The ADB repayments in three years amount to $3.4 billion, including $2.7 billion principal repayments. The WB repayments stand at $2.8 billion, including $2.1 billion principal loans. The IMF repayments amount to $3.7 billion, including $3.5 billion principal loans.
Out of $23 billion principal repayments in three years, nearly $11 billion or 48% relate to China plus M3.
Pakistan is also required to repay $3 billion on account of principal and interest on Eurobonds, which cannot be renegotiated. The total commercial loans maturing in three years stand at $6.7 billion and $5.6 billion were given by three Chinese government-owned commercial banks.
Amid Premier Imran’s reluctance to enforce a complete lockdown to stop the spread of the virus, a tax advisory firm – Tola Associates – has worked out the per month cost of lockdown at Rs678 billion.

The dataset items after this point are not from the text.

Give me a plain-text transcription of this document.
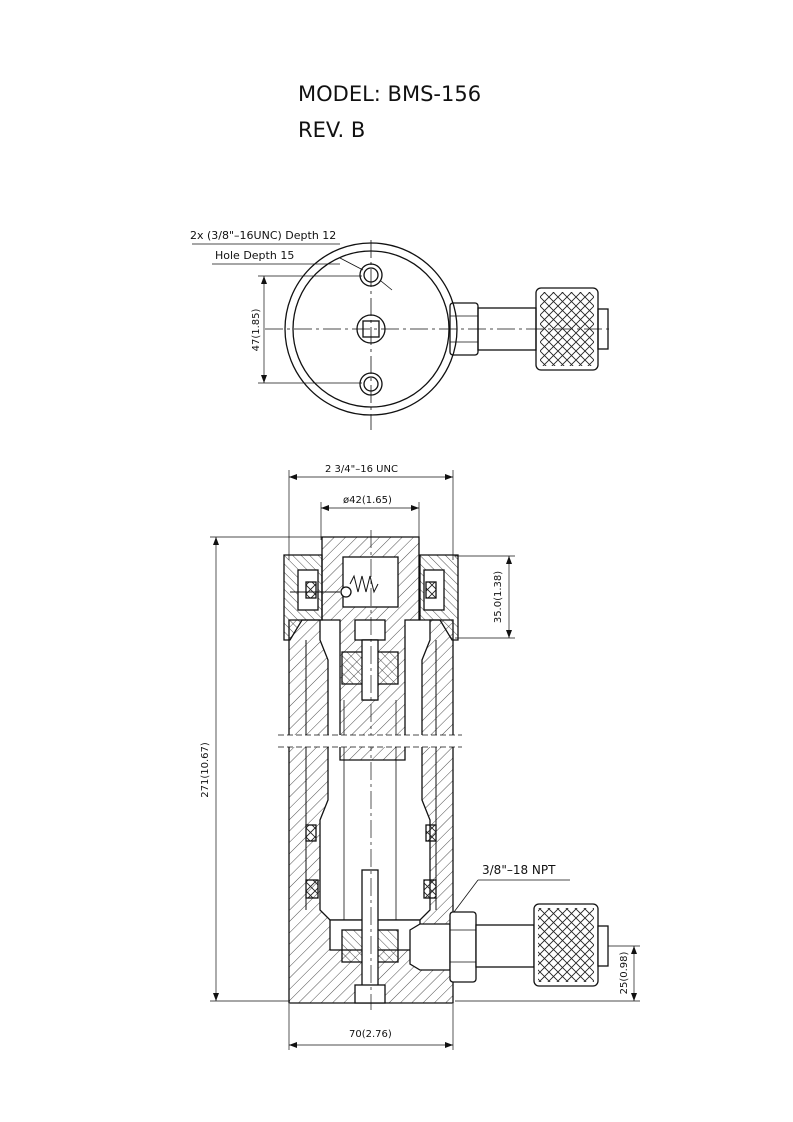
MODEL: BMS-156
REV. B
2x (3/8"–16UNC) Depth 12
Hole Depth 15
47(1.85)
2 3/4"–16 UNC
ø42(1.65)
35.0(1.38)
271(10.67)
70(2.76)
25(0.98)
3/8"–18 NPT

That is the amount that is needed to give Rs12,000 to Rs30,000 per month to all the households on account of minimum food and other costs during their stay at home.
The households are divided between five groups, based on their income levels from poorest to the richest.
The Tola Associates suggested that for the first two income groups, the government can give money through BISP programme, which will be roughly Rs128 billion.
For the remaining households – quantile three, four and five, approximately Rs550 billion will be required. These may partially be supported out of soft loans to employers as announced by the State Bank of Pakistan. These soft loans should be provided markup free for two to three years and the limit should be equal to monthly salary to pay salaries of the employees during the lockdown period, according to the assessment.
The firm said that the government may provide the assistance through printing of new notes. The increase in inflation due to printing of these notes will be insignificant, as the assistance will neither increase aggregate demand nor will it affect purchasing power of the people.
It is estimated by the State Bank of Pakistan that printing of new notes equal to Rs1 trillion causes 0.7% increase in inflation, according to a statement that the central bank gave a few months ago during a subcommittee meeting of the National Assembly Standing Committee on Finance.
“The government should not lift the lockdown otherwise there will be colossal damage to the economy in the coming months and the pandemic will spiral out of control,” according to the tax advisory firm.